Ford believes the move would help the state to meet its goal of prioritizing licenses for social equity applicants, a designation created to bolster minority ownership in the state’s overwhelmingly white cannabis industry. While all the initial lottery contestants earned the extra application points for qualifying for social equity status, concerns have been raised that some include individuals with deep pockets, connections to state government or existing ties to the cannabis industry.
“I can truly say that the governor’s office really wants to see this problem go away so that we can get more social equity applicants [involved] because that’s what the law was intended to produce,” he said.
A spokeswoman for Pritzker’s office didn’t respond to requests for comment.
State Rep. Kelly Cassidy, another Chicago Democrat and member of the cannabis working group, confirmed discussions on releasing new licenses are “ongoing.”
“There’s, I think, consensus that we need to get more licenses out. But the how, I think, is the challenge,” said Cassidy, a key sponsor of the law that legalized recreational cannabis.
She said no agreements had been reached on how many additional licenses could be created.
“I think it’s very premature to talk about what’s going to be in it because I think we’re still talking concepts, not language,” she added.
Both the pending litigation and the potential for future legal action “impacts everything” lawmakers are considering, according to Cassidy, who compared the tenuous situation to poking a Jell-O mold.

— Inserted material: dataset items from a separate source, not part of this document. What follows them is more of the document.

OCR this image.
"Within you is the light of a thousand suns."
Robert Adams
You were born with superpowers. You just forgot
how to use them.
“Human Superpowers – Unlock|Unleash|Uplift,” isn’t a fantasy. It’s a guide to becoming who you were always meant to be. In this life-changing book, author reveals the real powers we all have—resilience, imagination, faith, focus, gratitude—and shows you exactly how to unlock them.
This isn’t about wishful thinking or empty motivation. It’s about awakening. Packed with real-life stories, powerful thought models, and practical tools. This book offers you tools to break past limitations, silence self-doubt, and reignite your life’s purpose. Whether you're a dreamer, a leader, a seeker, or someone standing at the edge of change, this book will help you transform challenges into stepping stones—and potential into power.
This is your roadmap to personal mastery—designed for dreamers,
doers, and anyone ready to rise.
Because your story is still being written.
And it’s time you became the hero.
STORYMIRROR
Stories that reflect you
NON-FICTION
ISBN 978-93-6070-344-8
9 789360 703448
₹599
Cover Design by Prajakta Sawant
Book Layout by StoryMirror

“You poke it on the left, it’s going to wiggle on the right,” she said. “You always have to think about what that wiggle’s going to do.”
The news that legislators are considering legislation to create more licenses comes as Pritzker and other officials await a critical ruling on whether the state can move forward with the governor’s plan to offer a second chance to the losing pot shop applicants.
The plaintiffs in that case in Sangamon County argue that Pritzker and members of his administration are “bowing to political pressure from applicants who received lower scores” and instituting new rules that aren’t outlined in the law. They hold that the lottery should be held as it was originally announced.
Former state Sen. Pam Althoff, now the executive director of the influential Cannabis Business Association of Illinois, believes the plan to award additional licenses is being hatched because “there’s really nothing that can be done to change the first lottery results.”
Though Althoff hadn’t heard the specific proposal to issue 75 additional licenses, she was familiar with the overarching idea of “a second round with the existing social equity applicant pool.”
Both Althoff and Ford said legislation could include a key change that would allow applicants to qualify for the additional batch of licenses without notching a perfect score — something that was a point of contention for social equity candidates who didn’t earn the crucial application points for partnering with a military veteran. Instead, they said applicants would merely need to meet a lower threshold.
But with the upcoming veto session canceled, lawmakers won’t be able to debate a new cannabis bill until January’s lame-duck session. Ford said that could work in their favor, given that only a simple majority is needed to pass both houses.